How to Have Awkward Conversations With Children
One Saturday morning, as we were driving home from karate class, my then nine-year-old son asked me, “Mom, what is that word?” My husband and I looked at each other; we’ve got used to not swearing in front of him from the start (and when I say early, I mean it took us his entire first year of life to stop completely). I’m not one of those who actively teaches my son to swear, so first of all I train to stop. But I also strongly believe that when your child asks you a serious question, you do your best to give him an honest, albeit age appropriate, answer. But damn, it might be inconvenient.
There seems to be an endless list of awkward conversations we will have with our children as they get older, especially regarding certain body parts, bodily functions, childbirth and sex. But to say, “Well honey, the s-word is shit, which is another word for poop,” is not at all the sentence one would imagine when he said when he dreams of children. However, this – or some equally uncomfortable version – always lurks around the corner. Here’s how you can prepare for it and learn to feel more comfortable with uncomfortable things.
Think ahead
Ideally, the time to think about how you will talk with your children about such things as the birth of children, before it happens. Try to anticipate any “important conversations” you will have with them when they grow up ( we have tips on how to solve many of them ), and arm yourself with some age-appropriate language tips and explanations. You can still feel some of the topics a little the first time, but if you have any semblance of an answer, it will ease the pressure a little.

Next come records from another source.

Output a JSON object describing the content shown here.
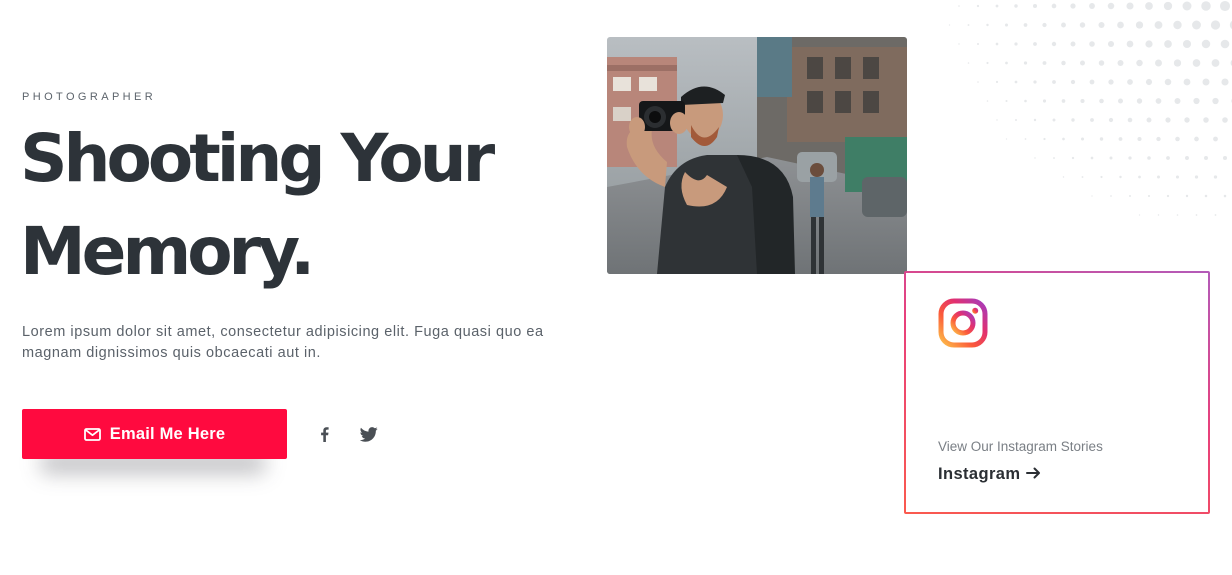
{
  "hero": {
    "eyebrow": "PHOTOGRAPHER",
    "headline": "Shooting Your Memory.",
    "description": "Lorem ipsum dolor sit amet, consectetur adipisicing elit. Fuga quasi quo ea magnam dignissimos quis obcaecati aut in.",
    "cta": {
      "label": "Email Me Here",
      "icon": "envelope-icon",
      "color": "#ff0a3f"
    },
    "social": [
      {
        "icon": "facebook-icon"
      },
      {
        "icon": "twitter-icon"
      }
    ]
  },
  "photo": {
    "subject": "photographer-with-camera"
  },
  "instagram_card": {
    "icon": "instagram-icon",
    "subtitle": "View Our Instagram Stories",
    "link_label": "Instagram",
    "link_icon": "arrow-right-icon",
    "border_colors": [
      "#fa5a4e",
      "#e8407b",
      "#b35bb9"
    ]
  },
  "colors": {
    "heading": "#2d3339",
    "body_text": "#5b626a",
    "accent": "#ff0a3f"
  }
}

Fortunately for me, although I did not expect to actively teach my sweet child a lot of swearing, I had already considered what my position would be with regard to his curses. My husband and I think that it is unrealistic to expect that the child will never swear, especially with friends, as he gets older. However, swearing in front of a grandmother or a 2-year-old cousin is not something I’m going to be okay with. So I told him, “I’ll tell you what that word is. But first we need to talk about when it’s okay and when it’s not, use it, because it can be offensive to some people and in certain situations can cause you problems. “
We’ve laid out a pretty simple rule: don’t scold children younger than you and don’t scold adults until you become an adult. In other words, you don’t want to teach a small child a bad word, and your teacher won’t be impressed if she hears it either. He thought it sounded fair, so we were able to continue as I called and defined “shit” and many other words that you are thinking of right now.
Location is key
Awkward conversations will be much less uncomfortable – for you and for them – if you don’t have to make eye contact. Of course, there are times when a serious conversation requires eye contact. But in many cases, the lack of eye contact can help them ask more open and honest questions.

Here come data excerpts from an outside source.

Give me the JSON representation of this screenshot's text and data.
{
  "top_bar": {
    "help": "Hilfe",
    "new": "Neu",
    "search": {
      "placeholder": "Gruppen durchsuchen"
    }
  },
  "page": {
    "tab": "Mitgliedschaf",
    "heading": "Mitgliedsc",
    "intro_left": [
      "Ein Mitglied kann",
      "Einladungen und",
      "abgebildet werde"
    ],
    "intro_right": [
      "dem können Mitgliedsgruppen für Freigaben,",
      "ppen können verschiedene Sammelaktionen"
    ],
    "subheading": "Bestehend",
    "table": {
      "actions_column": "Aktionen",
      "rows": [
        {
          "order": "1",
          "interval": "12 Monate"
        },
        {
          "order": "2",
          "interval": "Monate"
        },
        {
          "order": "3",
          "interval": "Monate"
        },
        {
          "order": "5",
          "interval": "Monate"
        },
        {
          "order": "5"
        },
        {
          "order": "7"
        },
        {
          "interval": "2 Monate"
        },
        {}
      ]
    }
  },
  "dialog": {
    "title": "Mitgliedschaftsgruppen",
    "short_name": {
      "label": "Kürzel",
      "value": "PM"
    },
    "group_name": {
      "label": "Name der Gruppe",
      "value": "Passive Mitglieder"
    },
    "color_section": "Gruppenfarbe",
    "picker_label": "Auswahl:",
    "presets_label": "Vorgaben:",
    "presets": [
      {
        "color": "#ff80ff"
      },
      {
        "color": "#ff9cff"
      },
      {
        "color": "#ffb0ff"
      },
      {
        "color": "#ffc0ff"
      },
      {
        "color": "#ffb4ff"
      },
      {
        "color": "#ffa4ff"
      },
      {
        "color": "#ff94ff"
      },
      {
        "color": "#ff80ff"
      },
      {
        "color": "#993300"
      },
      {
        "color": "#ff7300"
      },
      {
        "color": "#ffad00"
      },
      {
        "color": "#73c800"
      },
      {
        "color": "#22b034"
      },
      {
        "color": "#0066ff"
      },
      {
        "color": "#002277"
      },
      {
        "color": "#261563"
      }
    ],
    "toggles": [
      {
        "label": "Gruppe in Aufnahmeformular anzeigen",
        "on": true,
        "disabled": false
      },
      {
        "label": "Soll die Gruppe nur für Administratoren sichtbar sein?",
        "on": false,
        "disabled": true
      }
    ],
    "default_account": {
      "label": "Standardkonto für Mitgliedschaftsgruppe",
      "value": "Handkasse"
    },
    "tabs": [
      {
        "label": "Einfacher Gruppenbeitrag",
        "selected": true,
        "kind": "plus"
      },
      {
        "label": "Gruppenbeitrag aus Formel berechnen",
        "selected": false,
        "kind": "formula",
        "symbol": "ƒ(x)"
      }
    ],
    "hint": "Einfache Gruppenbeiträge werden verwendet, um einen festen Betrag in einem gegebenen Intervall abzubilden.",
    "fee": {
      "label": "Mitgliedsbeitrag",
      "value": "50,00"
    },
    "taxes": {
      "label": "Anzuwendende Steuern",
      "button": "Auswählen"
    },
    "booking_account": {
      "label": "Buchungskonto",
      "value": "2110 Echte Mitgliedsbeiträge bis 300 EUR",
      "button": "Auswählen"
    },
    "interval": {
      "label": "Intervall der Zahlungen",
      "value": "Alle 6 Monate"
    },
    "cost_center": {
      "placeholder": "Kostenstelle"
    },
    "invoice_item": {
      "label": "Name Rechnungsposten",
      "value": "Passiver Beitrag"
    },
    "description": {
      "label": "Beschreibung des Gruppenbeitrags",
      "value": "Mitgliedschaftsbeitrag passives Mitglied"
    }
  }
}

My favorite place for this kind of conversation is the car. My eyes must remain on the road; he can look out the window. We can take our time answering each other. For some reason it seems less dangerous. Walking around the area is also good, because you are close to each other, but facing forward. I also know a mom who loves to invite her teenage son into the kitchen to “keep her company” while she prepares dinner. She chops vegetables while he empties his soul. The safety is that her attention is divided, if only slightly.
The damn conversation, as I mentioned, took place in the car, and I suspect it’s because my son is used to the fact that this is a more convenient place to ask such questions.
Admit that you’re embarrassed too
You can prepare answers and choose a good place for “big conversations,” but that doesn’t mean you don’t feel embarrassed — you’re only human and you may not be used to verbalizing some of these questions. themes. If you feel uncomfortable, chances are your kids will notice. And they may interpret your indecision or discomfort as a result of their question and therefore that they did something wrong by asking it. Children are very good at internalizing our emotions and blaming themselves for things that we could not even imagine that they blame themselves.
So if you’re embarrassed, admit it. “It may seem like I’m trying to find the answer here,” you say. “It’s just because I’m not used to talking a lot about XYZ and I’m trying to find the right words. But this is a good question and I am so glad you asked it. ” It’s actually a bonus of sorts: your awkwardness gives you an additional opportunity to verbalize your feelings, which is always good for modeling.
End it with this
I have a penchant for incoherent speech when I have an awkward conversation with my son. I often see one simple question as an opportunity to address a whole range of questions at the same time, following my own interests and, having no intention of dancing around his simpler question. But I don’t want him to think that I am deliberately avoiding his question, so I always end one of these conversations with the words, “Did I answer your question?”
Sometimes he says that I have, and sometimes he says: “Well, I still don’t understand …”, and I understand that I went too far in the wrong direction or missed an important detail and can correct the course without leaving it in even more confused than when we started.